Phosphorus pollution can lead to the buildup of algae in lakes and streams, making them unappealing for swimming and fishing. For this reason, phosphorus levels are actively managed to make freshwater bodies more attractive for recreational use. Reducing phosphorus levels has succeeded in reducing algae blooms, but also at least one unforeseen side-effect: it becomes more difficult to remove reactive nitrogen from those same bodies of water. This leaves water that appears cleaner, but is actually even more polluted with nitrogen.
The phosphorus and nitrogen cycles in lakes are linked. Although phosphorus content limits algae growth, the organisms consume at least 40 times more nitrogen. The algae convert reactive nitrogen (in the form of nitrates, or NO3) into inert nitrogen gas (N2), which can be released into the atmosphere or deposited in lake sediments. In this way, algal blooms function as nitrogen sinks removing nitrate pollution from the water. So as phosphorus levels in a lake increase, algae remove nitrogen more quickly. And if phosphorus supply declines, the algae population declines, and there is no mechanism to remove excess nitrates from the water.
In a recent Science paper, Finlay et al. analyzed the relationship between phosphorus content and nitrate removal in a sample of 101 lakes. The researchers compared the difference in the amount of nitrogen that enters a lake and the amount that is found in downstream rivers or creeks. This allowed them to determine how much nitrogen is removed from the lake.
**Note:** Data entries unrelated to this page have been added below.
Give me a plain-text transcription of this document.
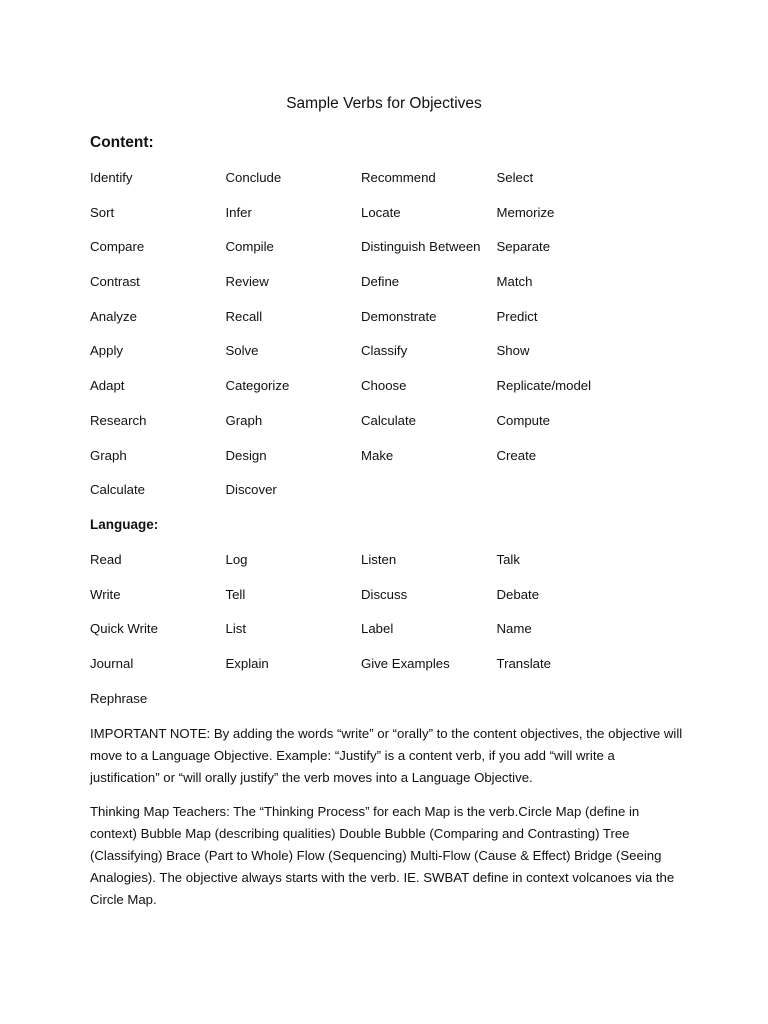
Sample Verbs for Objectives
Content:
Identify	Conclude	Recommend	Select
Sort	Infer	Locate	Memorize
Compare	Compile	Distinguish Between	Separate
Contrast	Review	Define	Match
Analyze	Recall	Demonstrate	Predict
Apply	Solve	Classify	Show
Adapt	Categorize	Choose	Replicate/model
Research	Graph	Calculate	Compute
Graph	Design	Make	Create
Calculate	Discover
Language:
Read	Log	Listen	Talk
Write	Tell	Discuss	Debate
Quick Write	List	Label	Name
Journal	Explain	Give Examples	Translate
Rephrase

IMPORTANT NOTE: By adding the words “write” or “orally” to the content objectives, the objective will move to a Language Objective. Example: “Justify” is a content verb, if you add “will write a justification” or “will orally justify” the verb moves into a Language Objective.

Thinking Map Teachers: The “Thinking Process” for each Map is the verb.Circle Map (define in context) Bubble Map (describing qualities) Double Bubble (Comparing and Contrasting) Tree (Classifying) Brace (Part to Whole) Flow (Sequencing) Multi-Flow (Cause & Effect) Bridge (Seeing Analogies). The objective always starts with the verb. IE. SWBAT define in context volcanoes via the Circle Map.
By correlating this data with the concentration of phosphorus over time, they were able to show that decreases in phosphorus are linked to slower rates of nitrogen removal. Further analysis revealed lakes with higher phosphorus levels not only removed nitrogen faster, but did so more efficiently. That is, a lake with a high phosphorus content removed a larger percentage of nitrate inputs than one with a low phosphorus content. This remains true even after compensating for the slower removal rate in the lake with low phosphorus content.
Futhermore, a closer look at only large lakes in the data set indicates that nitrogen levels have increased over time as their phosphorus concentrations have been actively managed. These data reveal that lake environments without the appropriate amount of phosphorus are unable to turn over reactive nitrogen species causing a build up of nitrates over time.
Nitrate pollution control is an increasing concern of environmentalists. Humans generate greater amounts of nitrogen waste each year from fossil fuel combustion, fertilizer usage, crop fixation and other activities. This waste is often buried in freshwater systems, imposing challenges on underwater plant and animal populations, as well as communities who rely on lakes for their drinking water. While phosphorus pollution is controlled to limit algal blooms, nitrate pollution has proliferated, creating these unforeseen challenges. At present, no scientific authorities advocate removal of phosphorus pollution controls as a solution to these problems. And the results of this study suggest a more holistic approach to phosphorus and nitrogen pollution instead of focusing on one variable at a time. As phosphorus pollution is already well managed, future solutions should focus on controlling nitrate pollution and maintaining the proper balance of nitrogen and phosphorus levels, to allow a lake to effectively clear pollution.